Motorcycles, jeans and whiskey are still on the European hit list, set to be announced in mid-April.
Leaders of France, Italy and Ireland have publicly criticized going after American whiskey, out of fear that Trump would escalate and target European spirits.
American tariffs on alcohol from the European Union have the “potential to be devastating,” the Irish Whiskey Association warned. (The Irish will have a bigger headache if Trump targets pharmaceuticals exported from Ireland.)
Fearful of a tariff war, Italian wine and spirits exporters to the United States are already slowing shipments, according to the trade group Federvini.
“Our members have received requests from importers to suspend shipments, as no one wants to risk bottles being hit by tariffs once they arrive in the U.S.,” Micaela Pallini, the president of Federvini, told Reuters.
“After an initial front-loading phase, in which companies tried to anticipate shipments, the market is now at a standstill: importers fear they will find themselves with unsellable stock at uncompetitive prices,” she said.
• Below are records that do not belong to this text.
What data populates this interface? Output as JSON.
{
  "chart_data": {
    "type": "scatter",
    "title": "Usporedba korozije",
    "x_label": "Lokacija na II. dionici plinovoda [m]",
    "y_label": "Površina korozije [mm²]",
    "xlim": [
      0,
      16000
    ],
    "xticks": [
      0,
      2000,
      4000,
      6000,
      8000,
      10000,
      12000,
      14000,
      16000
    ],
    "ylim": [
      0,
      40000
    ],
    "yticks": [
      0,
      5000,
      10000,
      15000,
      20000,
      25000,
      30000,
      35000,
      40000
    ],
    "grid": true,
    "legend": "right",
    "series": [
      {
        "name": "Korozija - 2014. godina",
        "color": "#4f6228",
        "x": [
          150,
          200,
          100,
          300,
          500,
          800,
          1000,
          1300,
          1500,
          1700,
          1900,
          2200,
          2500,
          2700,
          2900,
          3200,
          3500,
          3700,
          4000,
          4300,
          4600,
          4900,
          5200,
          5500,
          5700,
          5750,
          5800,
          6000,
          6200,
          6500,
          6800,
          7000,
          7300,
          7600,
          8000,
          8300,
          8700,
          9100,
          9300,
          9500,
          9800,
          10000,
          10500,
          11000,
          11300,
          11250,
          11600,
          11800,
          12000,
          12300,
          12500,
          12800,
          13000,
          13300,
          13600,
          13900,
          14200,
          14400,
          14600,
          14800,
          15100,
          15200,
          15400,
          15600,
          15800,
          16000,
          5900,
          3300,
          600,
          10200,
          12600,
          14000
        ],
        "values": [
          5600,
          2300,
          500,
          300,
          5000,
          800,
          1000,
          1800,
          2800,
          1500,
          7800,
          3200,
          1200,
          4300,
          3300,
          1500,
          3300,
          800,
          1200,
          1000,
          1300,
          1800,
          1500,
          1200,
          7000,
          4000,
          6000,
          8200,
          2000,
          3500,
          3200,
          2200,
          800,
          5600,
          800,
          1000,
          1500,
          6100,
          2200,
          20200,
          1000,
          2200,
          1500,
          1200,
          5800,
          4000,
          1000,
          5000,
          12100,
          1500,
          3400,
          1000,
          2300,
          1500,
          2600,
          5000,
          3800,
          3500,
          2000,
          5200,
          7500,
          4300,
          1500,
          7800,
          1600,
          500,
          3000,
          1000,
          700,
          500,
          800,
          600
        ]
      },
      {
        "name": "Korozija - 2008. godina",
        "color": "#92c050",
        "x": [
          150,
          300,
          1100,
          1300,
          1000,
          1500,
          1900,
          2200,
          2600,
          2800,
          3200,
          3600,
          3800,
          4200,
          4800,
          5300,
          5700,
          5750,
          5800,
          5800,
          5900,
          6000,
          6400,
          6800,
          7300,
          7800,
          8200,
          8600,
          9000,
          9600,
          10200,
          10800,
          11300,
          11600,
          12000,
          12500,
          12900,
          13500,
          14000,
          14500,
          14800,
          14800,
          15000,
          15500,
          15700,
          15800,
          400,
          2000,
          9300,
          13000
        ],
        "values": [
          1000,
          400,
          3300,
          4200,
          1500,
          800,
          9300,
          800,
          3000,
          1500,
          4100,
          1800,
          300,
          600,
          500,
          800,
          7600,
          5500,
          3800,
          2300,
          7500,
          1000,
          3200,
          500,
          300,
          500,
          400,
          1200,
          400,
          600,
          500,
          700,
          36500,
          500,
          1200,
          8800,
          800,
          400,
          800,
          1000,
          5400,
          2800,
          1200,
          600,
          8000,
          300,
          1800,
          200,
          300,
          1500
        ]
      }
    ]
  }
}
Italian Prime Minister Giorgia Meloni warned that a tit-for-tat trade war with the United States was a bad idea.
“It is not wise to fall into the temptation of reprisals that become a vicious circle in which everyone loses,” Meloni told the Italian parliament earlier this month. “We must continue to work concretely and pragmatically to find possible common ground and avoid a trade war that would benefit neither the U.S. nor Europe.”
The United States doesn’t export that much whiskey to Europe. But Europe ships a lot of wine to America. About 20 percent of European wine exports went to the United States last year — about $14 billion in sales.
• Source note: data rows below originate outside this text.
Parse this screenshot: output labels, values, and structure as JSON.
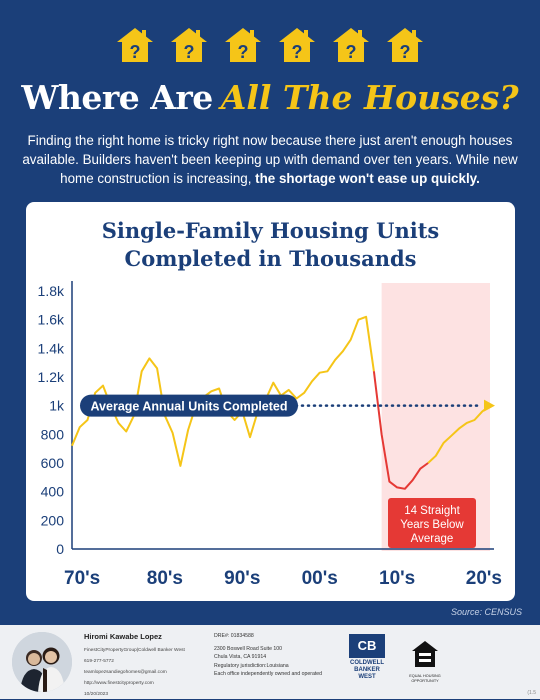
{
  "header": {
    "house_icon_count": 6,
    "house_color": "#f5c518",
    "house_glyph": "?",
    "title_part1": "Where Are",
    "title_part2": "All The Houses?",
    "intro_text": "Finding the right home is tricky right now because there just aren't enough houses available. Builders haven't been keeping up with demand over ten years. While new home construction is increasing,",
    "intro_bold": "the shortage won't ease up quickly."
  },
  "chart_title_line1": "Single-Family Housing Units",
  "chart_title_line2": "Completed in Thousands",
  "chart_data": {
    "type": "line",
    "title": "Single-Family Housing Units Completed in Thousands",
    "xlabel": "",
    "ylabel": "",
    "ylim": [
      0,
      1800
    ],
    "y_ticks": [
      "0",
      "200",
      "400",
      "600",
      "800",
      "1k",
      "1.2k",
      "1.4k",
      "1.6k",
      "1.8k"
    ],
    "x_ticks": [
      "70's",
      "80's",
      "90's",
      "00's",
      "10's",
      "20's"
    ],
    "x_ticks_years": [
      1970,
      1980,
      1990,
      2000,
      2010,
      2020
    ],
    "series": [
      {
        "color": "#f5c518",
        "points": [
          [
            1968,
            720
          ],
          [
            1969,
            850
          ],
          [
            1970,
            900
          ],
          [
            1971,
            1090
          ],
          [
            1972,
            1140
          ],
          [
            1973,
            1000
          ],
          [
            1974,
            880
          ],
          [
            1975,
            820
          ],
          [
            1976,
            930
          ],
          [
            1977,
            1240
          ],
          [
            1978,
            1330
          ],
          [
            1979,
            1260
          ],
          [
            1980,
            930
          ],
          [
            1981,
            810
          ],
          [
            1982,
            580
          ],
          [
            1983,
            830
          ],
          [
            1984,
            1000
          ],
          [
            1985,
            1060
          ],
          [
            1986,
            1100
          ],
          [
            1987,
            1120
          ],
          [
            1988,
            960
          ],
          [
            1989,
            900
          ],
          [
            1990,
            960
          ],
          [
            1991,
            780
          ],
          [
            1992,
            960
          ],
          [
            1993,
            1040
          ],
          [
            1994,
            1160
          ],
          [
            1995,
            1070
          ],
          [
            1996,
            1110
          ],
          [
            1997,
            1050
          ],
          [
            1998,
            1090
          ],
          [
            1999,
            1170
          ],
          [
            2000,
            1230
          ],
          [
            2001,
            1240
          ],
          [
            2002,
            1320
          ],
          [
            2003,
            1380
          ],
          [
            2004,
            1460
          ],
          [
            2005,
            1600
          ],
          [
            2006,
            1620
          ],
          [
            2007,
            1240
          ]
        ]
      },
      {
        "color": "#e53935",
        "points": [
          [
            2007,
            1240
          ],
          [
            2008,
            800
          ],
          [
            2009,
            470
          ],
          [
            2010,
            430
          ],
          [
            2011,
            420
          ],
          [
            2012,
            480
          ],
          [
            2013,
            560
          ],
          [
            2014,
            600
          ]
        ]
      },
      {
        "color": "#f5c518",
        "points": [
          [
            2014,
            600
          ],
          [
            2015,
            650
          ],
          [
            2016,
            740
          ],
          [
            2017,
            790
          ],
          [
            2018,
            840
          ],
          [
            2019,
            880
          ],
          [
            2020,
            900
          ],
          [
            2021,
            960
          ],
          [
            2022,
            1000
          ]
        ]
      }
    ],
    "average": {
      "value": 1000,
      "label": "Average Annual Units Completed"
    },
    "highlight": {
      "x_start": 2008,
      "x_end": 2022,
      "label": "14 Straight Years Below Average"
    }
  },
  "annotation_lines": [
    "14 Straight",
    "Years Below",
    "Average"
  ],
  "source": "Source: CENSUS",
  "footer": {
    "agent_name": "Hiromi Kawabe Lopez",
    "agent_group": "FinestCityPropertyGroup|Coldwell Banker West",
    "phone": "619-277-5772",
    "email": "teamlopezsandiegohomes@gmail.com",
    "website": "http://www.finestcityproperty.com",
    "date": "10/20/2023",
    "dre": "DRE#: 01834588",
    "address1": "2300 Boswell Road Suite 100",
    "address2": "Chula Vista, CA 91914",
    "jurisdiction": "Regulatory jurisdiction:Louisiana",
    "disclaimer": "Each office independently owned and operated",
    "brand_line1": "COLDWELL",
    "brand_line2": "BANKER",
    "brand_line3": "WEST",
    "brand_logo_letters": "CB",
    "eho_line1": "EQUAL HOUSING",
    "eho_line2": "OPPORTUNITY",
    "version": "(1.5"
  }
}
Andre Sapir, an economist and fellow at Bruegel, a European think tank, agreed that wine and spirits might not be the bloc’s biggest export. European companies ship way more steel, machinery, automobiles, pharmaceuticals, plastics.
But booze is emotive. The way the trade war game is played, Sapir said, is that a country wants to hurt its opponent more than it hurts itself (and its consumers) with retaliatory action.